The previous Coronavirus Job Retention Scheme will be replaced by the COVID-19 Job Support Scheme on the 1st November 2020. This scheme will bring about various changes, except for the scheme currently in place for businesses required to close by law.

This scheme obliges employers to pay 5% of the wages for the employer’s unworked hours. Employees who work 1 day per week will also be eligible for this scheme since the minimum hour’s requirement is now 20%.

From November onwards, employers who have a UK bank account and UK PAYE schemes are eligible for this new scheme irrespective of whether or not the entity would have previously benefitted from a scheme and irrespective of whether the employers are subject to lockdown restrictions, but shall not apply to publicly funded organisations. Partially publicly funded entities may be eligible if they satisfy a number of further requirements. A financial impact test will be carried out to determine whether entities employing a significant number of persons (mostly 250+), will be eligible for this scheme. The test will highlight whether the turnover is low or is experiencing difficulties due to the pandemic, depending on the effects thereof.

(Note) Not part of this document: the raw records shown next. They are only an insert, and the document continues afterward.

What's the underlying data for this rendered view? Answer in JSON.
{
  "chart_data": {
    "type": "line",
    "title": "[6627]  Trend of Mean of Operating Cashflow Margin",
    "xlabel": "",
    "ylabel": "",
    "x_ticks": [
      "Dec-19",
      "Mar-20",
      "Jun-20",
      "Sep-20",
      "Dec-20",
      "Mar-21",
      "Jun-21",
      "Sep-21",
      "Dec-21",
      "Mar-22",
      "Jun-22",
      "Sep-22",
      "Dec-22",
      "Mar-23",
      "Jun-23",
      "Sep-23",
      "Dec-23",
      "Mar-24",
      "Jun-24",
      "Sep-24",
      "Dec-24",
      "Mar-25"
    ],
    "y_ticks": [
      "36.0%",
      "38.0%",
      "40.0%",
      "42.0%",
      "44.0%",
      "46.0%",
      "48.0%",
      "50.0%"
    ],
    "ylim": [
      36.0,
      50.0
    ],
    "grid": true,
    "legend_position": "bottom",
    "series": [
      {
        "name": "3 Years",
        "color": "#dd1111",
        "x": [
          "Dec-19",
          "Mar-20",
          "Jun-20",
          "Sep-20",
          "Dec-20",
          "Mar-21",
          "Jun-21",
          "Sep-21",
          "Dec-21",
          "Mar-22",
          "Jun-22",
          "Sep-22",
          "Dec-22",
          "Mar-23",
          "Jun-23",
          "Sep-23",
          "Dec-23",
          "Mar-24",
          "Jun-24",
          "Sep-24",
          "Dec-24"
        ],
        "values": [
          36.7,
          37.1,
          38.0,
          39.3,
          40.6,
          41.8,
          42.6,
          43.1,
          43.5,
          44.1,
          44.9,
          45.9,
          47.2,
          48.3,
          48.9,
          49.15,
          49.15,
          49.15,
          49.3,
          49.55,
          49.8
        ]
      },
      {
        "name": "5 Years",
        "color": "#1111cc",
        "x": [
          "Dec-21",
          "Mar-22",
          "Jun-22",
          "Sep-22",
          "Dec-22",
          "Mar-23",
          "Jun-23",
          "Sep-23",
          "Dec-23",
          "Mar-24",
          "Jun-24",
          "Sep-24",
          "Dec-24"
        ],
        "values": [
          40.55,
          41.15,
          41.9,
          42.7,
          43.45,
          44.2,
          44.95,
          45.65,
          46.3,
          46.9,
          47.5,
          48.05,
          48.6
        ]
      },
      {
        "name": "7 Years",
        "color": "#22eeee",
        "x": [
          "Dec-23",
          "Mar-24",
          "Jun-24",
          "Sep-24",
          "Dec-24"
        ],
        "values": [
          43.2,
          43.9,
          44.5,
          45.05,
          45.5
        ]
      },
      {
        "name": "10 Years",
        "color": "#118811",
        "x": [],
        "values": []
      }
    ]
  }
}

Ambiguity nonetheless abounds with regards to the employee’s working arrangements for the purposes of eligibility. One thing is for sure: employees with any type of employment contract must have been on their employer’s PAYE payroll at least from 6 April 2019 to 23:59 on 23 September 2020. For the purposes of eligibility, employees need to work a minimum of 20% of their normal working hours, whilst working time spent on training experience during working hours also counts to this aim.

How will payments be made?

  • Employees must get paid 2/3 of their usual wage for every unworked hour, which will amount to an average of 73% of one’s regular full wages
  • Employers must pay at least 5% of such unworked hours up to a £125 capping per month (or more if they so wish) and the government will pay 61.67% at a capping of £1,541.75 monthly
  • Employers must pay the NICs and enrolment pension contributions in full

This scheme applies to those employees who have not been already made redundant or else been given the notice of redundancy during the applicable period of the scheme. It will also apply to employers who want to benefit from this scheme as well as the Job Retention Bonus to keep workers who have been rendered redundant on their payroll until the beginning of February 2021.